Recently, Google changed its Algorithm to rank websites that display better on cell phones higher than those that do not when a person uses a mobile device to search the web. This is significant and important because, according to the Pew Research Center, 7% of people ” are “smartphone-dependent” and as of May 2013, 63% of adult cell phone users use their phones to go online in some capacity or another. If a business is dependent upon the web to reach its customers, this is an important advancement in achieving that goal.
If a website looks fine when the owner views it on their mobile device, are they all set?
Maybe, but maybe not. A site that appears well on a mobile device may still not have the responsive design necessary to rank well on Google. According to Google Developers, a “[r]esponsive web design (RWD) is a setup where the server always sends the same HTML code to all devices and CSS is used to alter the rendering of the page on the device.” In other words, the code on the site needs to give the browser direction on how to adjust the pages to the dimensions of the device being used. A site or page may look fine on one tablet or smart phone but not another. Just viewing the site and assuming its appearance is the same on all other cell phones or tablets is a bad idea.
What can one do to test the responsiveness and mobile friendliness of their website?
First, review the top seven mistakes Google published in regard to mobile websites. These include content that does not run well on mobile devices such as Flash, and cross-links, like having several links that simply return a customer back to the website home page. These adjustments are often simple to fix and are not just important to mobile ranking, they make sense from a user-friendly perspective.
Second, test the website to understand Google’s perspective on the mobile responsiveness of the site. Using this tool, one can see if the text on the site is the right size for mobile reading, if the content is too wide for mobile screens, and other important factors to know if the site will rank well in a mobile setting. Google offers solutions to these problems, so running this test is an imperative.

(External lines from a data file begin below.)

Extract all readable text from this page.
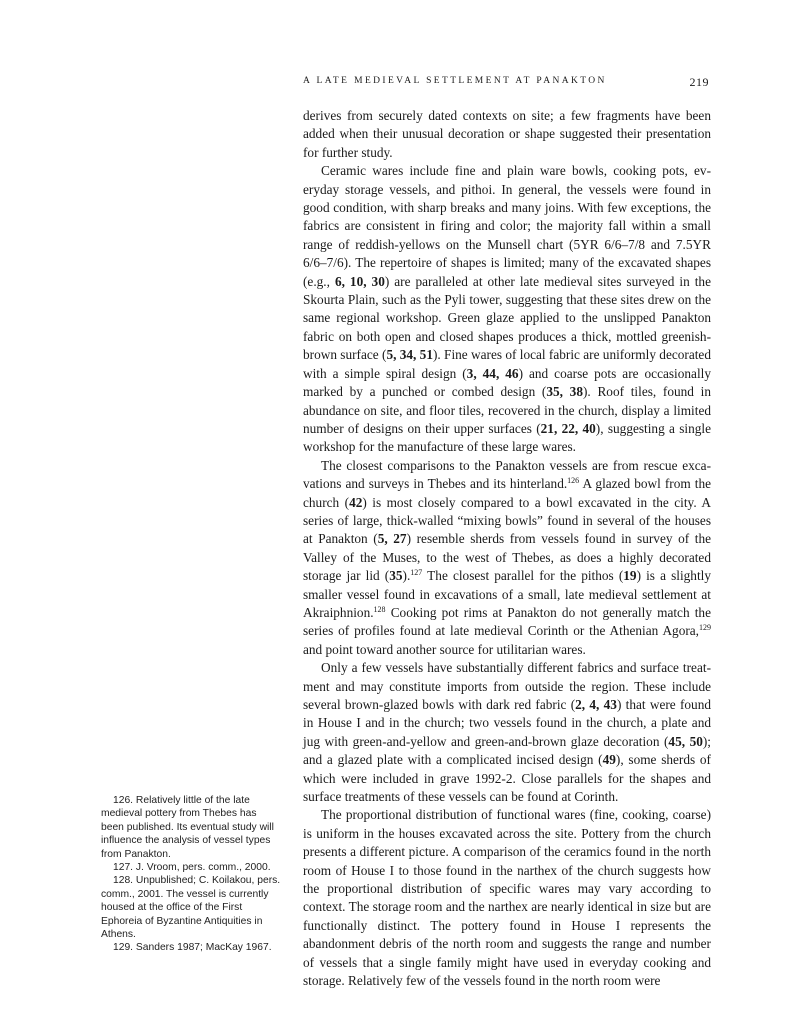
A LATE MEDIEVAL SETTLEMENT AT PANAKTON	219

derives from securely dated contexts on site; a few fragments have been added when their unusual decoration or shape suggested their presentation for further study.

Ceramic wares include fine and plain ware bowls, cooking pots, everyday storage vessels, and pithoi. In general, the vessels were found in good condition, with sharp breaks and many joins. With few exceptions, the fabrics are consistent in firing and color; the majority fall within a small range of reddish-yellows on the Munsell chart (5YR 6/6–7/8 and 7.5YR 6/6–7/6). The repertoire of shapes is limited; many of the excavated shapes (e.g., 6, 10, 30) are paralleled at other late medieval sites surveyed in the Skourta Plain, such as the Pyli tower, suggesting that these sites drew on the same regional workshop. Green glaze applied to the unslipped Panakton fabric on both open and closed shapes produces a thick, mottled greenish-brown surface (5, 34, 51). Fine wares of local fabric are uniformly decorated with a simple spiral design (3, 44, 46) and coarse pots are occasionally marked by a punched or combed design (35, 38). Roof tiles, found in abundance on site, and floor tiles, recovered in the church, display a limited number of designs on their upper surfaces (21, 22, 40), suggesting a single workshop for the manufacture of these large wares.

The closest comparisons to the Panakton vessels are from rescue excavations and surveys in Thebes and its hinterland.$^{126}$ A glazed bowl from the church (42) is most closely compared to a bowl excavated in the city. A series of large, thick-walled “mixing bowls” found in several of the houses at Panakton (5, 27) resemble sherds from vessels found in survey of the Valley of the Muses, to the west of Thebes, as does a highly decorated storage jar lid (35).$^{127}$ The closest parallel for the pithos (19) is a slightly smaller vessel found in excavations of a small, late medieval settlement at Akraiphnion.$^{128}$ Cooking pot rims at Panakton do not generally match the series of profiles found at late medieval Corinth or the Athenian Agora,$^{129}$ and point toward another source for utilitarian wares.

Only a few vessels have substantially different fabrics and surface treatment and may constitute imports from outside the region. These include several brown-glazed bowls with dark red fabric (2, 4, 43) that were found in House I and in the church; two vessels found in the church, a plate and jug with green-and-yellow and green-and-brown glaze decoration (45, 50); and a glazed plate with a complicated incised design (49), some sherds of which were included in grave 1992-2. Close parallels for the shapes and surface treatments of these vessels can be found at Corinth.

The proportional distribution of functional wares (fine, cooking, coarse) is uniform in the houses excavated across the site. Pottery from the church presents a different picture. A comparison of the ceramics found in the north room of House I to those found in the narthex of the church suggests how the proportional distribution of specific wares may vary according to context. The storage room and the narthex are nearly identical in size but are functionally distinct. The pottery found in House I represents the abandonment debris of the north room and suggests the range and number of vessels that a single family might have used in everyday cooking and storage. Relatively few of the vessels found in the north room were

126. Relatively little of the late medieval pottery from Thebes has been published. Its eventual study will influence the analysis of vessel types from Panakton.

127. J. Vroom, pers. comm., 2000.

128. Unpublished; C. Koilakou, pers. comm., 2001. The vessel is currently housed at the office of the First Ephoreia of Byzantine Antiquities in Athens.

129. Sanders 1987; MacKay 1967.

Third, make the changes necessary to improve the website’s ability to create a better experience for those who view it on a mobile device. This may require a new and more updated theme if the site utilizes a platform such as WordPress, which is often not advisable from a branding standpoint, but may be necessary in order to remain high on Google search.
Finally, once this is complete, proactively request Google re-search the site to index it according to its new mobile functionality. This will address any prior demerits a site received from Google for poor coding. This is done by utilizing the Fetch as Google tool in which a site owner can request that Google search the site and newly rank the page based upon the improved coding.